I don't know how we writers continue to do this. Some days I look wistfully across the playground at another mother and think "what's it like to have just one job?" Then I smack myself for being so judgmental because who the heck knows what another mother has on the back burner.
But having completed two manuscripts now, I'm learning for the second time that there's this weird, foggy, grey period after a manuscript is finished. I'm tired, so tired. (There was also the moving and now the unpacking.) But I've yet to go to bed before 11 pm because - get this - I feel guilty if I go to bed early because there's still much work to be done. Then I drag myself off to work in the morning.

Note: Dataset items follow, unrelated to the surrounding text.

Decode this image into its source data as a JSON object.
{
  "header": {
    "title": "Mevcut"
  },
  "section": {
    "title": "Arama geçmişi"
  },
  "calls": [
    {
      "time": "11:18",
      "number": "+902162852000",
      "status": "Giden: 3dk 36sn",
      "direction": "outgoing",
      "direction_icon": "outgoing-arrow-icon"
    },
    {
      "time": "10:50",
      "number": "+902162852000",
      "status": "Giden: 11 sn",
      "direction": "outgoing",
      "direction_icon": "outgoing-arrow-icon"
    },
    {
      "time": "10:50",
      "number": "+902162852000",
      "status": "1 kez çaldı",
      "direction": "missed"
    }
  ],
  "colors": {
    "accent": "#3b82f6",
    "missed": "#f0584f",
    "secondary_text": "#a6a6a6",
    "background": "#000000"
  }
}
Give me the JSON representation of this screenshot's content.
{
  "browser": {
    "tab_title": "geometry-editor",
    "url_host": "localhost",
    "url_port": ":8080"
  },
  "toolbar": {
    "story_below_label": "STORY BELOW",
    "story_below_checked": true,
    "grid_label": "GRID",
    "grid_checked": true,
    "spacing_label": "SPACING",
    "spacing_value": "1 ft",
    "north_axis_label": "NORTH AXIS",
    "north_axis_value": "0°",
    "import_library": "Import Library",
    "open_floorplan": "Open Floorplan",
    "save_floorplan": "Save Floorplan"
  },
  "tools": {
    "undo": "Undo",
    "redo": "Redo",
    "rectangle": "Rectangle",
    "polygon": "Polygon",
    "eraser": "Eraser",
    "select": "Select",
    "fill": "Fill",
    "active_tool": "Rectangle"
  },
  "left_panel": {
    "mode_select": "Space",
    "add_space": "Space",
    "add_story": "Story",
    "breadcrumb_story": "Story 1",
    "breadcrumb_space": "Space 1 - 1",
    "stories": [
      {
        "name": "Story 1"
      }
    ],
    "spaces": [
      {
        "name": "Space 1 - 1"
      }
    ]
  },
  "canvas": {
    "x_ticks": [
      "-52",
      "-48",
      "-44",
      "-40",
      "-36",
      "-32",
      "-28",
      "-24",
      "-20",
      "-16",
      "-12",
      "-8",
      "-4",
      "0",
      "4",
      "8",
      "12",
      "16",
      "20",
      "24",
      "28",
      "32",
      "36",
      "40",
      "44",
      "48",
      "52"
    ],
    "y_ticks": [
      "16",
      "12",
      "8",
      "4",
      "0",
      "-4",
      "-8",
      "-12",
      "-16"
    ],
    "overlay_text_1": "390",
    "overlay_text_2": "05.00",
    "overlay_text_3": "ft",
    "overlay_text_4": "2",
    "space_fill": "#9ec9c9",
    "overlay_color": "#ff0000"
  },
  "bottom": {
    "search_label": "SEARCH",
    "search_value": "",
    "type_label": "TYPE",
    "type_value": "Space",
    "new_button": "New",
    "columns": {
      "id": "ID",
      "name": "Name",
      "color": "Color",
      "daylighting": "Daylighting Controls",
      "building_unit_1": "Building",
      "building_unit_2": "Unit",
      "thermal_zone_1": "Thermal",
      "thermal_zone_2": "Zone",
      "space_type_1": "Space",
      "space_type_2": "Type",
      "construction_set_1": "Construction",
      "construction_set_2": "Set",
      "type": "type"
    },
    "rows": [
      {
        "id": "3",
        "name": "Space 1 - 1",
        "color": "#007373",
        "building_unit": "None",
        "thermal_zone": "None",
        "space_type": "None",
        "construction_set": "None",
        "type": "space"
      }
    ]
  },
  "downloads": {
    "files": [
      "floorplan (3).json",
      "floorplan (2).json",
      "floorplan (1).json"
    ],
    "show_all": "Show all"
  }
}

I work at 7:30 am, and I live really close to work, so some days (like the days when hubby is taking the kids to their respective drop-offs) I actually don't get in the shower until 7, and then I'm at work right on time. I just can't seem to get out of bed. Uh, gee, wonder why.
But slowly I'm finding my way back to writing again. I'm jealous of those that are writing right now, free and loose, able to find all the words they want. Me? I'm feeling, not stuck, just bored and tired at the same time.
Words aren't coming easily. I write at work, I type many emails during the day. But I'm not a "writer" at work. So many mornings I sit down to work and think "oh I could blog right now". But I like my job and want to keep it... and so writing while at work is out.
In short, sorry I've been away... I'm coming back now. I'm finding my way back to the safe spot where I can write and be happy. Because if a writing mother isn't happy, no body's happy.